За тридцать-сорок минут представления тут можно прожить жизнь. Медленно появляются и исчезают деревянные фигурки: ребенок, потом беспечный юноша, обнимающий девушку, солдат в форме… Кто-то трогает колокольчики наверху; а внизу маленький шарманщик крутит свою нескончаемую песню. Идет жизнь… Деревянные человеческие фигурки с огромным напряжением крутят какие-то колеса, поднимаются и опускаются блоки, вертится и дребезжит вся конструкция, кото- рую Мастер называет «Вавилонской башней». Словом, работа идёт полным ходом,- но, если присмотреться вниматрльно, становится ясно, что не люди вертят колесики, а сами вертится в них, как белки в бесконечном и бессмысленном колесе, что все усилия, движения, лязг и скрежет ни на йоту не продвигают дело вперед и назвать эту композицию можно, скажем, «Сизифов труд»…
И, я понимаю, почему именно она так запала мне в душу. Ибо (волею судеб утром того же дня мне довелось присутствовать на совещании в исполкоме Московского райсовета, где шла речь о помещении для театра Берсудского. Надо отдать должное работникам исполкома — и председателю О. В. Шишкину, и заведующей отделом культуры Л. А. Косткиной, и юрисконсульту Н. В. Мотылевой — все они искренне старались, чтобы театр кинематических скульптур Берсудского наконец обрел свой дом. И помещение уже давно есть на примете — в добротном здании, с высоким полукруглым крыльцом, создающим сразу ощущение театральности. Арендуемое у исполкома объединением «Скороход», оно давно пустует…
— Зачем вы меня вызвали? — благодушно задал вопрос на заседании заместитель генерального директора «Скорохода» Б. Н. Матвеев. — Помещение не отдадим. Подавайте, если хотите, в арбитраж.
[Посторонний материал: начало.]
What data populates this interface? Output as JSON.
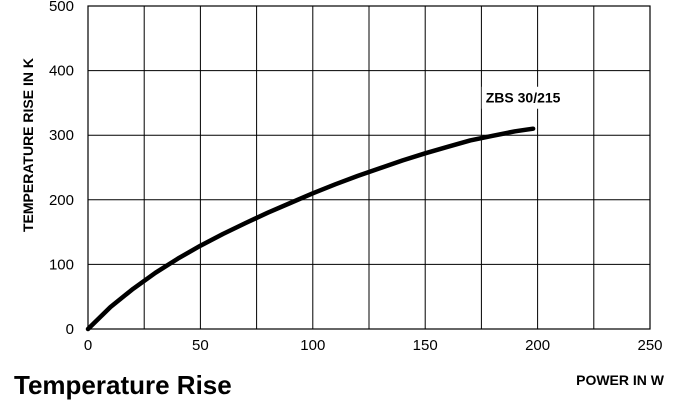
{
  "caption": "Temperature Rise",
  "chart_data": {
    "type": "line",
    "xlabel": "POWER IN W",
    "ylabel": "TEMPERATURE RISE IN K",
    "xlim": [
      0,
      250
    ],
    "ylim": [
      0,
      500
    ],
    "x_ticks": [
      0,
      50,
      100,
      150,
      200,
      250
    ],
    "y_ticks": [
      0,
      100,
      200,
      300,
      400,
      500
    ],
    "grid": true,
    "series": [
      {
        "name": "ZBS 30/215",
        "color": "#000000",
        "x": [
          0,
          10,
          20,
          30,
          40,
          50,
          60,
          70,
          80,
          90,
          100,
          110,
          120,
          130,
          140,
          150,
          160,
          170,
          180,
          190,
          198
        ],
        "y": [
          0,
          34,
          62,
          87,
          109,
          129,
          147,
          164,
          180,
          195,
          210,
          224,
          237,
          249,
          261,
          272,
          282,
          292,
          299,
          306,
          310
        ]
      }
    ]
  }
}
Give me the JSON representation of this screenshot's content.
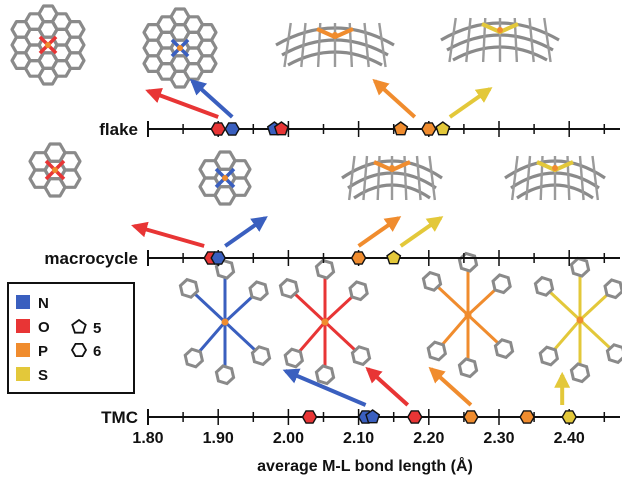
{
  "chart_data": {
    "type": "scatter",
    "xlabel": "average M-L bond length (Å)",
    "xlim": [
      1.8,
      2.45
    ],
    "tick_values": [
      1.8,
      1.9,
      2.0,
      2.1,
      2.2,
      2.3,
      2.4
    ],
    "tick_labels": [
      "1.80",
      "1.90",
      "2.00",
      "2.10",
      "2.20",
      "2.30",
      "2.40"
    ],
    "rows": [
      {
        "name": "flake",
        "points": [
          {
            "element": "O",
            "ring": 6,
            "x": 1.9
          },
          {
            "element": "N",
            "ring": 6,
            "x": 1.92
          },
          {
            "element": "N",
            "ring": 5,
            "x": 1.98
          },
          {
            "element": "O",
            "ring": 5,
            "x": 1.99
          },
          {
            "element": "P",
            "ring": 5,
            "x": 2.16
          },
          {
            "element": "P",
            "ring": 6,
            "x": 2.2
          },
          {
            "element": "S",
            "ring": 5,
            "x": 2.22
          }
        ],
        "arrows": [
          {
            "color": "O",
            "from_x": 1.9,
            "dir": "up-left"
          },
          {
            "color": "N",
            "from_x": 1.92,
            "dir": "up-left"
          },
          {
            "color": "P",
            "from_x": 2.18,
            "dir": "up-left"
          },
          {
            "color": "S",
            "from_x": 2.23,
            "dir": "up-right"
          }
        ]
      },
      {
        "name": "macrocycle",
        "points": [
          {
            "element": "O",
            "ring": 6,
            "x": 1.89
          },
          {
            "element": "N",
            "ring": 6,
            "x": 1.9
          },
          {
            "element": "P",
            "ring": 6,
            "x": 2.1
          },
          {
            "element": "S",
            "ring": 5,
            "x": 2.15
          }
        ],
        "arrows": [
          {
            "color": "O",
            "from_x": 1.88,
            "dir": "up-left"
          },
          {
            "color": "N",
            "from_x": 1.91,
            "dir": "up-right"
          },
          {
            "color": "P",
            "from_x": 2.1,
            "dir": "up-right"
          },
          {
            "color": "S",
            "from_x": 2.16,
            "dir": "up-right"
          }
        ]
      },
      {
        "name": "TMC",
        "points": [
          {
            "element": "O",
            "ring": 6,
            "x": 2.03
          },
          {
            "element": "N",
            "ring": 6,
            "x": 2.11
          },
          {
            "element": "N",
            "ring": 5,
            "x": 2.12
          },
          {
            "element": "O",
            "ring": 6,
            "x": 2.18
          },
          {
            "element": "P",
            "ring": 6,
            "x": 2.26
          },
          {
            "element": "P",
            "ring": 6,
            "x": 2.34
          },
          {
            "element": "S",
            "ring": 6,
            "x": 2.4
          }
        ],
        "arrows": [
          {
            "color": "N",
            "from_x": 2.11,
            "dir": "up-left"
          },
          {
            "color": "O",
            "from_x": 2.17,
            "dir": "up-left"
          },
          {
            "color": "P",
            "from_x": 2.26,
            "dir": "up-left"
          },
          {
            "color": "S",
            "from_x": 2.39,
            "dir": "up"
          }
        ]
      }
    ],
    "legend": {
      "placement": "left-middle",
      "elements": [
        {
          "label": "N",
          "color": "#3a5fbf"
        },
        {
          "label": "O",
          "color": "#e83535"
        },
        {
          "label": "P",
          "color": "#f08c2e"
        },
        {
          "label": "S",
          "color": "#e3c83a"
        }
      ],
      "shapes": [
        {
          "label": "5",
          "shape": "pentagon"
        },
        {
          "label": "6",
          "shape": "hexagon"
        }
      ]
    }
  }
}
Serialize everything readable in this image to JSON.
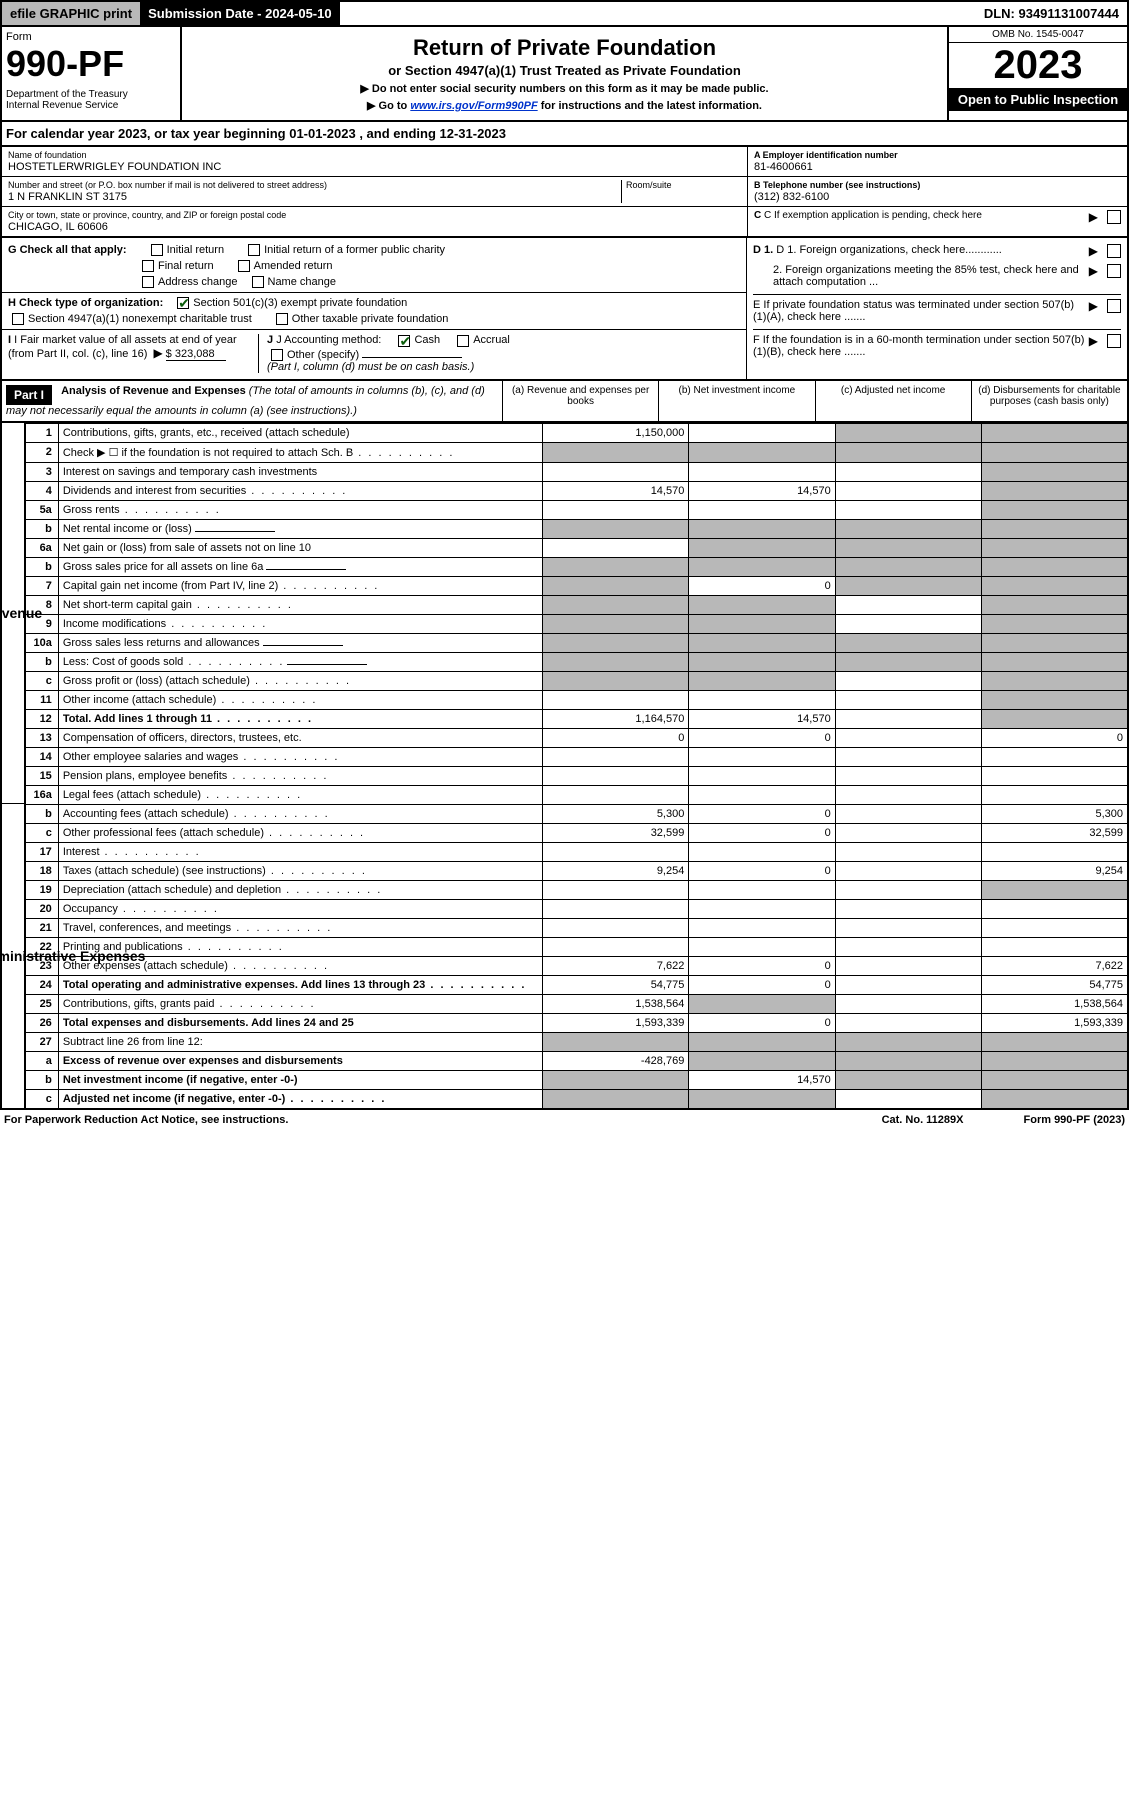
{
  "topbar": {
    "efile": "efile GRAPHIC print",
    "submission": "Submission Date - 2024-05-10",
    "dln": "DLN: 93491131007444"
  },
  "header": {
    "form_label": "Form",
    "form_num": "990-PF",
    "dept": "Department of the Treasury\nInternal Revenue Service",
    "title": "Return of Private Foundation",
    "subtitle": "or Section 4947(a)(1) Trust Treated as Private Foundation",
    "note1": "▶ Do not enter social security numbers on this form as it may be made public.",
    "note2_pre": "▶ Go to ",
    "note2_link": "www.irs.gov/Form990PF",
    "note2_post": " for instructions and the latest information.",
    "omb": "OMB No. 1545-0047",
    "year": "2023",
    "open": "Open to Public Inspection"
  },
  "calyear": "For calendar year 2023, or tax year beginning 01-01-2023                              , and ending 12-31-2023",
  "info": {
    "name_lbl": "Name of foundation",
    "name": "HOSTETLERWRIGLEY FOUNDATION INC",
    "addr_lbl": "Number and street (or P.O. box number if mail is not delivered to street address)",
    "addr": "1 N FRANKLIN ST 3175",
    "room_lbl": "Room/suite",
    "city_lbl": "City or town, state or province, country, and ZIP or foreign postal code",
    "city": "CHICAGO, IL  60606",
    "ein_lbl": "A Employer identification number",
    "ein": "81-4600661",
    "tel_lbl": "B Telephone number (see instructions)",
    "tel": "(312) 832-6100",
    "c_lbl": "C If exemption application is pending, check here"
  },
  "checks": {
    "g_lbl": "G Check all that apply:",
    "g_opts": [
      "Initial return",
      "Initial return of a former public charity",
      "Final return",
      "Amended return",
      "Address change",
      "Name change"
    ],
    "h_lbl": "H Check type of organization:",
    "h_opt1": "Section 501(c)(3) exempt private foundation",
    "h_opt2": "Section 4947(a)(1) nonexempt charitable trust",
    "h_opt3": "Other taxable private foundation",
    "i_lbl": "I Fair market value of all assets at end of year (from Part II, col. (c), line 16)",
    "i_val": "$  323,088",
    "j_lbl": "J Accounting method:",
    "j_cash": "Cash",
    "j_accrual": "Accrual",
    "j_other": "Other (specify)",
    "j_note": "(Part I, column (d) must be on cash basis.)",
    "d1": "D 1. Foreign organizations, check here............",
    "d2": "2. Foreign organizations meeting the 85% test, check here and attach computation ...",
    "e": "E  If private foundation status was terminated under section 507(b)(1)(A), check here .......",
    "f": "F  If the foundation is in a 60-month termination under section 507(b)(1)(B), check here .......",
    "arrow": "▶"
  },
  "part1": {
    "label": "Part I",
    "title": "Analysis of Revenue and Expenses",
    "note": " (The total of amounts in columns (b), (c), and (d) may not necessarily equal the amounts in column (a) (see instructions).)",
    "col_a": "(a)   Revenue and expenses per books",
    "col_b": "(b)   Net investment income",
    "col_c": "(c)   Adjusted net income",
    "col_d": "(d)   Disbursements for charitable purposes (cash basis only)"
  },
  "side": {
    "revenue": "Revenue",
    "admin": "Operating and Administrative Expenses"
  },
  "rows": [
    {
      "n": "1",
      "d": "Contributions, gifts, grants, etc., received (attach schedule)",
      "a": "1,150,000",
      "b": "",
      "c": "g",
      "dd": "g"
    },
    {
      "n": "2",
      "d": "Check ▶ ☐ if the foundation is not required to attach Sch. B",
      "a": "g",
      "b": "g",
      "c": "g",
      "dd": "g",
      "dots": 1
    },
    {
      "n": "3",
      "d": "Interest on savings and temporary cash investments",
      "a": "",
      "b": "",
      "c": "",
      "dd": "g"
    },
    {
      "n": "4",
      "d": "Dividends and interest from securities",
      "a": "14,570",
      "b": "14,570",
      "c": "",
      "dd": "g",
      "dots": 1
    },
    {
      "n": "5a",
      "d": "Gross rents",
      "a": "",
      "b": "",
      "c": "",
      "dd": "g",
      "dots": 1
    },
    {
      "n": "b",
      "d": "Net rental income or (loss)",
      "a": "g",
      "b": "g",
      "c": "g",
      "dd": "g",
      "uline": 1
    },
    {
      "n": "6a",
      "d": "Net gain or (loss) from sale of assets not on line 10",
      "a": "",
      "b": "g",
      "c": "g",
      "dd": "g"
    },
    {
      "n": "b",
      "d": "Gross sales price for all assets on line 6a",
      "a": "g",
      "b": "g",
      "c": "g",
      "dd": "g",
      "uline": 1
    },
    {
      "n": "7",
      "d": "Capital gain net income (from Part IV, line 2)",
      "a": "g",
      "b": "0",
      "c": "g",
      "dd": "g",
      "dots": 1
    },
    {
      "n": "8",
      "d": "Net short-term capital gain",
      "a": "g",
      "b": "g",
      "c": "",
      "dd": "g",
      "dots": 1
    },
    {
      "n": "9",
      "d": "Income modifications",
      "a": "g",
      "b": "g",
      "c": "",
      "dd": "g",
      "dots": 1
    },
    {
      "n": "10a",
      "d": "Gross sales less returns and allowances",
      "a": "g",
      "b": "g",
      "c": "g",
      "dd": "g",
      "uline": 1
    },
    {
      "n": "b",
      "d": "Less: Cost of goods sold",
      "a": "g",
      "b": "g",
      "c": "g",
      "dd": "g",
      "dots": 1,
      "uline": 1
    },
    {
      "n": "c",
      "d": "Gross profit or (loss) (attach schedule)",
      "a": "g",
      "b": "g",
      "c": "",
      "dd": "g",
      "dots": 1
    },
    {
      "n": "11",
      "d": "Other income (attach schedule)",
      "a": "",
      "b": "",
      "c": "",
      "dd": "g",
      "dots": 1
    },
    {
      "n": "12",
      "d": "Total. Add lines 1 through 11",
      "a": "1,164,570",
      "b": "14,570",
      "c": "",
      "dd": "g",
      "bold": 1,
      "dots": 1
    },
    {
      "n": "13",
      "d": "Compensation of officers, directors, trustees, etc.",
      "a": "0",
      "b": "0",
      "c": "",
      "dd": "0"
    },
    {
      "n": "14",
      "d": "Other employee salaries and wages",
      "a": "",
      "b": "",
      "c": "",
      "dd": "",
      "dots": 1
    },
    {
      "n": "15",
      "d": "Pension plans, employee benefits",
      "a": "",
      "b": "",
      "c": "",
      "dd": "",
      "dots": 1
    },
    {
      "n": "16a",
      "d": "Legal fees (attach schedule)",
      "a": "",
      "b": "",
      "c": "",
      "dd": "",
      "dots": 1
    },
    {
      "n": "b",
      "d": "Accounting fees (attach schedule)",
      "a": "5,300",
      "b": "0",
      "c": "",
      "dd": "5,300",
      "dots": 1
    },
    {
      "n": "c",
      "d": "Other professional fees (attach schedule)",
      "a": "32,599",
      "b": "0",
      "c": "",
      "dd": "32,599",
      "dots": 1
    },
    {
      "n": "17",
      "d": "Interest",
      "a": "",
      "b": "",
      "c": "",
      "dd": "",
      "dots": 1
    },
    {
      "n": "18",
      "d": "Taxes (attach schedule) (see instructions)",
      "a": "9,254",
      "b": "0",
      "c": "",
      "dd": "9,254",
      "dots": 1
    },
    {
      "n": "19",
      "d": "Depreciation (attach schedule) and depletion",
      "a": "",
      "b": "",
      "c": "",
      "dd": "g",
      "dots": 1
    },
    {
      "n": "20",
      "d": "Occupancy",
      "a": "",
      "b": "",
      "c": "",
      "dd": "",
      "dots": 1
    },
    {
      "n": "21",
      "d": "Travel, conferences, and meetings",
      "a": "",
      "b": "",
      "c": "",
      "dd": "",
      "dots": 1
    },
    {
      "n": "22",
      "d": "Printing and publications",
      "a": "",
      "b": "",
      "c": "",
      "dd": "",
      "dots": 1
    },
    {
      "n": "23",
      "d": "Other expenses (attach schedule)",
      "a": "7,622",
      "b": "0",
      "c": "",
      "dd": "7,622",
      "dots": 1
    },
    {
      "n": "24",
      "d": "Total operating and administrative expenses. Add lines 13 through 23",
      "a": "54,775",
      "b": "0",
      "c": "",
      "dd": "54,775",
      "bold": 1,
      "dots": 1
    },
    {
      "n": "25",
      "d": "Contributions, gifts, grants paid",
      "a": "1,538,564",
      "b": "g",
      "c": "",
      "dd": "1,538,564",
      "dots": 1
    },
    {
      "n": "26",
      "d": "Total expenses and disbursements. Add lines 24 and 25",
      "a": "1,593,339",
      "b": "0",
      "c": "",
      "dd": "1,593,339",
      "bold": 1
    },
    {
      "n": "27",
      "d": "Subtract line 26 from line 12:",
      "a": "g",
      "b": "g",
      "c": "g",
      "dd": "g"
    },
    {
      "n": "a",
      "d": "Excess of revenue over expenses and disbursements",
      "a": "-428,769",
      "b": "g",
      "c": "g",
      "dd": "g",
      "bold": 1
    },
    {
      "n": "b",
      "d": "Net investment income (if negative, enter -0-)",
      "a": "g",
      "b": "14,570",
      "c": "g",
      "dd": "g",
      "bold": 1
    },
    {
      "n": "c",
      "d": "Adjusted net income (if negative, enter -0-)",
      "a": "g",
      "b": "g",
      "c": "",
      "dd": "g",
      "bold": 1,
      "dots": 1
    }
  ],
  "footer": {
    "left": "For Paperwork Reduction Act Notice, see instructions.",
    "mid": "Cat. No. 11289X",
    "right": "Form 990-PF (2023)"
  }
}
Нe правда ли — весьма наглядный пример противоречия между законной, но бессильной властью Совета и самодовольной неуязвимостью представителя ведомства?
И снова будут двигаться входящие и исходящие, крутиться бумажные колесики, напрягать силы должностные лица, чтобы хотя бы к осени скульптуры Берсудского справили новоселье.
Один Мастер сидел на совещании молча. Может быть, он думал о том, что людям лишь кажется, что они двигают бюрократические шестеренки — на деле же «бумажная машина» сама движет ими, и проект какой-нибудь новой композиции уже возникал перед его глазами?
Кто же остановит бюрократическую карусель? Кто скомандует «стоп» лязгающим шестеренкам этого бюрократического «театра абсурда»?